Keywords

1 Introduction

The existing technologies and models are being upgraded to new levels because of the improvement in some of the technologies like Artificial Intelligence, Blockchain, IoT, etc. Most of the domains are grateful to these technologies as their flow is dependent on them. The world is stepping into a new world where the interaction between humans and machine will increase drastically. Even a lot of places like restaurants, stadiums, clubs, etc. are using varieties of machines to ease their work and labour. In the research, the trending, powerful and futuristic technologies are studied along with implementation of the integration. The aim of the research is to provide the security and is useful for the next industry and also for any major model that deals with sensitive data and requires an advanced security model.

Internet of Things (IoT) is everywhere these days, however, it is not the best version of its true capability. As the device communication increase, the network needs to be stronger and after that comes the model power of the device, which is, is it able to communicate well and perform the task well for which it is made. Improving the IoT would surely solve these issues. IoT are classified in various category mostly based on their applications like IoNT, IIoT, etc. In this study, we will focus on the Industrial Internet of Things (IIoT). As its name says, it is an extension of the IoT which is primarily developed for the industrial application. Since we are on the verge from going to Industry 5.0 from Industry 4.0, we could only reach after some major improvements in the IoT. The device-to-device communication can be made faster by using networks like 5G or 6G [1], but its security cannot be guaranteed. Moreover, as the IoT will replace all traditional tools and will spread in every home all over the world, one weak frame or loophole will let the hacker get access to all the devices and its data, which would be a disaster. Therefore it is the need of the model to be secure. In the further sections, the paper discusses how the security can be implemented in the model along with making it intelligent to detect any kind of bugs, objects, etc. that might harm the system [3].

Blockchain technology is considered as an ideal system for security and it does stand up to its reputation.
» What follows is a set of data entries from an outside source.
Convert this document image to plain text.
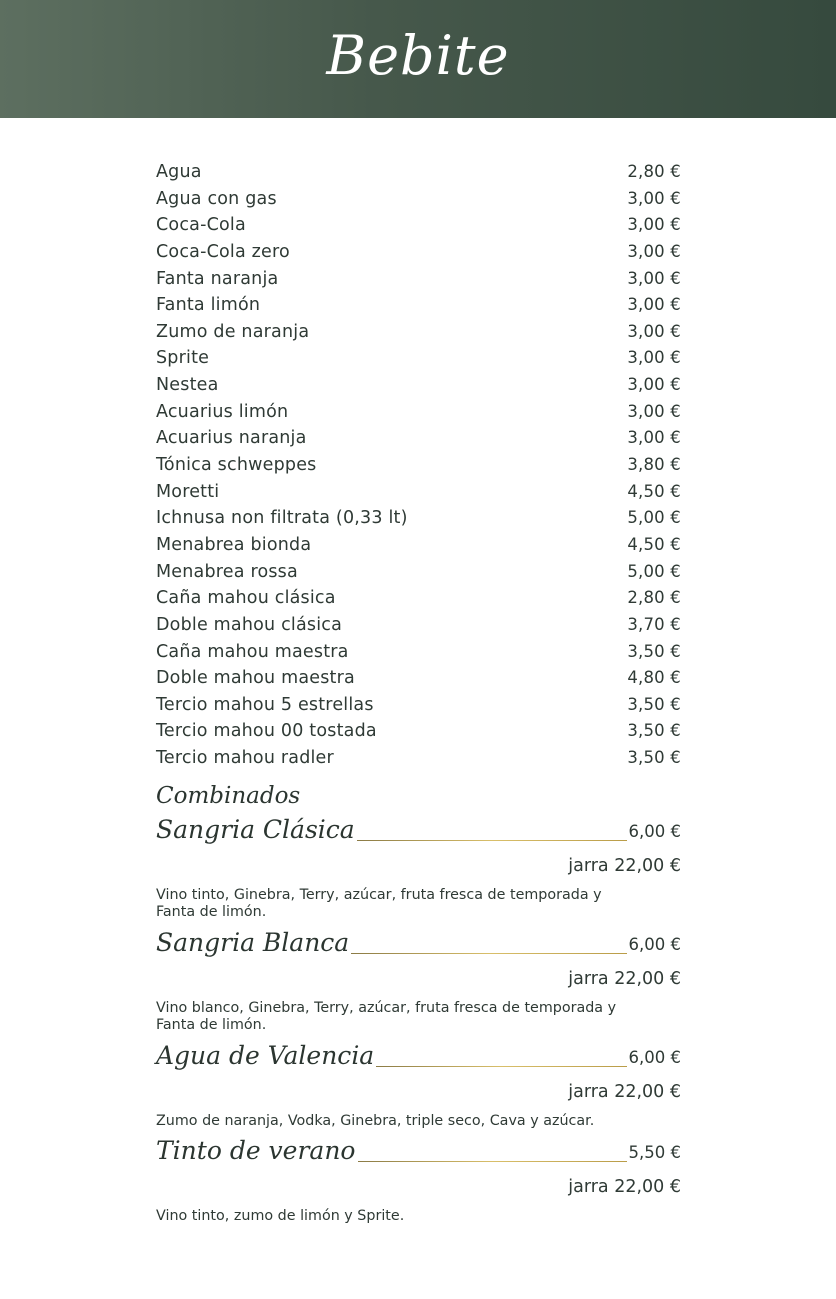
Bebite
Agua	2,80 €
Agua con gas	3,00 €
Coca-Cola	3,00 €
Coca-Cola zero	3,00 €
Fanta naranja	3,00 €
Fanta limón	3,00 €
Zumo de naranja	3,00 €
Sprite	3,00 €
Nestea	3,00 €
Acuarius limón	3,00 €
Acuarius naranja	3,00 €
Tónica schweppes	3,80 €
Moretti	4,50 €
Ichnusa non filtrata (0,33 lt)	5,00 €
Menabrea bionda	4,50 €
Menabrea rossa	5,00 €
Caña mahou clásica	2,80 €
Doble mahou clásica	3,70 €
Caña mahou maestra	3,50 €
Doble mahou maestra	4,80 €
Tercio mahou 5 estrellas	3,50 €
Tercio mahou 00 tostada	3,50 €
Tercio mahou radler	3,50 €
Combinados
Sangria Clásica	6,00 €
jarra 22,00 €
Vino tinto, Ginebra, Terry, azúcar, fruta fresca de temporada y Fanta de limón.
Sangria Blanca	6,00 €
jarra 22,00 €
Vino blanco, Ginebra, Terry, azúcar, fruta fresca de temporada y Fanta de limón.
Agua de Valencia	6,00 €
jarra 22,00 €
Zumo de naranja, Vodka, Ginebra, triple seco, Cava y azúcar.
Tinto de verano	5,50 €
jarra 22,00 €
Vino tinto, zumo de limón y Sprite.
It is a decentralized system, which means that the authority or power is not central (controlled by one who could modify for selfish reasons), but distributed. All the changes are tracked in the system which makes it one of the most organized too. One of the most important feature it has is its ability to encrypt the data and store it in that form, it cannot be changed back to normal without the correct algorithm and methods. Encryption is a major part of the blockchain but this is not the only ability it has, one of the most impressive and the one from where it got its name is the “chains” of blocks. Each block stores the address of the previous hash and so on, this makes a chain of block and so comes the name Blockchain. The research proposes the blockchain for the IIoT model to improve its security at its best [10]. The research proposes blockchain with 256-bit AES encryption method. This would contribute to a better understanding of AI and Blockchain integration in the real world.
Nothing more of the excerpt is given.